Isolation of yeast mutants defective for localization of vacuolar vital dyes
- PMID: 9751732
- PMCID: PMC21707
- DOI: 10.1073/pnas.95.20.11721
Isolation of yeast mutants defective for localization of vacuolar vital dyes
Abstract
An application of flow cytometric sorting is used for isolation of Saccharomyces cerevisiae mutants that mislocalize vacuolar vital dyes. This screen is based on the ability of a lipophilic styryl compound, N-(3-triethylammoniumpropyl)-4-(6-(4-(diethylamino)phenyl)hexatrie nyl )pyridinium dibromide (FM4-64), to label endocytic intermediates from the plasma membrane to the vacuole membrane at 15 degreesC. Cells stained at 15 degreesC for both FM4-64 and carboxydichlorofluorescein diacetate (a vacuolar luminal vital stain), had a pronounced shift in red/green fluorescence from cells stained at 30 degrees or 38 degreesC. Flow cytometric selection based on this characteristic shift allowed the isolation of 16 mutants.

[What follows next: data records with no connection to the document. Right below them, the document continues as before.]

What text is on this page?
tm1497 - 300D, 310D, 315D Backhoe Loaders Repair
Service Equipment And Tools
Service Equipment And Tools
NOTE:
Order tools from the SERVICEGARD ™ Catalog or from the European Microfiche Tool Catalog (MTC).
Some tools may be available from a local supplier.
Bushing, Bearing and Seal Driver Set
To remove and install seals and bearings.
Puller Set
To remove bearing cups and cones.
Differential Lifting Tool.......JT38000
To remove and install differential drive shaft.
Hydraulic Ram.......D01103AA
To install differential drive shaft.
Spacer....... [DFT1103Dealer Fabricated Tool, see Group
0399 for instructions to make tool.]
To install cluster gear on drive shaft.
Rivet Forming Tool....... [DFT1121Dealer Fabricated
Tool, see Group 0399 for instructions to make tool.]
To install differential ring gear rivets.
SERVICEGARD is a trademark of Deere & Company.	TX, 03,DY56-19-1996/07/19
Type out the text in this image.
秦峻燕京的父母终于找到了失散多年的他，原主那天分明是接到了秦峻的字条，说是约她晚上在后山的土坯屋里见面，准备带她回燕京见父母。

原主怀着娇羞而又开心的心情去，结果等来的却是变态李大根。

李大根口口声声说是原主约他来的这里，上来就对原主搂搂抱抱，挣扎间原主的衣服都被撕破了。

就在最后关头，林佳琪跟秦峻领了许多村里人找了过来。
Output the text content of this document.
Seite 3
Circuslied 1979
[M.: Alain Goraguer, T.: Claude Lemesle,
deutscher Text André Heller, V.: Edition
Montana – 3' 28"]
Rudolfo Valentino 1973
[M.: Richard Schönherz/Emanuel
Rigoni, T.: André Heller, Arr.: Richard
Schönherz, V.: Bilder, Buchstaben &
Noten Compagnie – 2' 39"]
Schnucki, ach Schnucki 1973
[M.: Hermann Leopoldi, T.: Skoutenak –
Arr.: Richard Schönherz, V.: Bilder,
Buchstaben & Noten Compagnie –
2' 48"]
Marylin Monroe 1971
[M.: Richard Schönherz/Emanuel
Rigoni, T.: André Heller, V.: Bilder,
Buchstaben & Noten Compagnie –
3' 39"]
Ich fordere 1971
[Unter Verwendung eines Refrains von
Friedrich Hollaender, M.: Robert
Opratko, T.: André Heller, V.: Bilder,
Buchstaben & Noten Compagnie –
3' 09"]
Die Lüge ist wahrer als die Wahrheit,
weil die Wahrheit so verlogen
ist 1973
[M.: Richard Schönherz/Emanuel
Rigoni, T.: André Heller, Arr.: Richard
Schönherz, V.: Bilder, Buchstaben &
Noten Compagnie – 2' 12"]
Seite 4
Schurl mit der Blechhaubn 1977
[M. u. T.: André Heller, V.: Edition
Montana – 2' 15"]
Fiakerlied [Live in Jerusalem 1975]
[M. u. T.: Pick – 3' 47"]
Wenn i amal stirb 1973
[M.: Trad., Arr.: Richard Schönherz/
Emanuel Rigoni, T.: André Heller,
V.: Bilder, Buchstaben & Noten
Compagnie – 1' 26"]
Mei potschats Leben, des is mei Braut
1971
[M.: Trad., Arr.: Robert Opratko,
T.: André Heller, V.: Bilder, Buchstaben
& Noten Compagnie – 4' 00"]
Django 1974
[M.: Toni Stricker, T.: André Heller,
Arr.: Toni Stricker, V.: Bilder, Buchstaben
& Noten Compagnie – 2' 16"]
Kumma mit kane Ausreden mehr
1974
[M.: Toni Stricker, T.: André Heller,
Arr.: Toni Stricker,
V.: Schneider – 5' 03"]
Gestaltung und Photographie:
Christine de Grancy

These comprised 12 complementation groups, which we have designated SVL for styryl dye vacuolar localization. These groups were put into three classes. Class I mutants contain very large vacuoles; class II mutants have very fragmented vacuoles; and class III mutants show the strongest svl phenotype with punctate/diffuse FM4-64 staining. Limited genetic overlap was observed with previously isolated mutants, namely svl2/vps41, svl6/vps16, and svl7/fab1. The remaining svl mutants appear to represent novel genes, two of which showed temperature-sensitive vacuole staining morphology. Another mutant, svl8, displayed defects in uptake and sorting of phosphatidylcholine and phosphatidylethanolamine. Our flow cytometric strategy may be useful for isolation of other mutants where mislocalization of fluorescent compounds can be detected.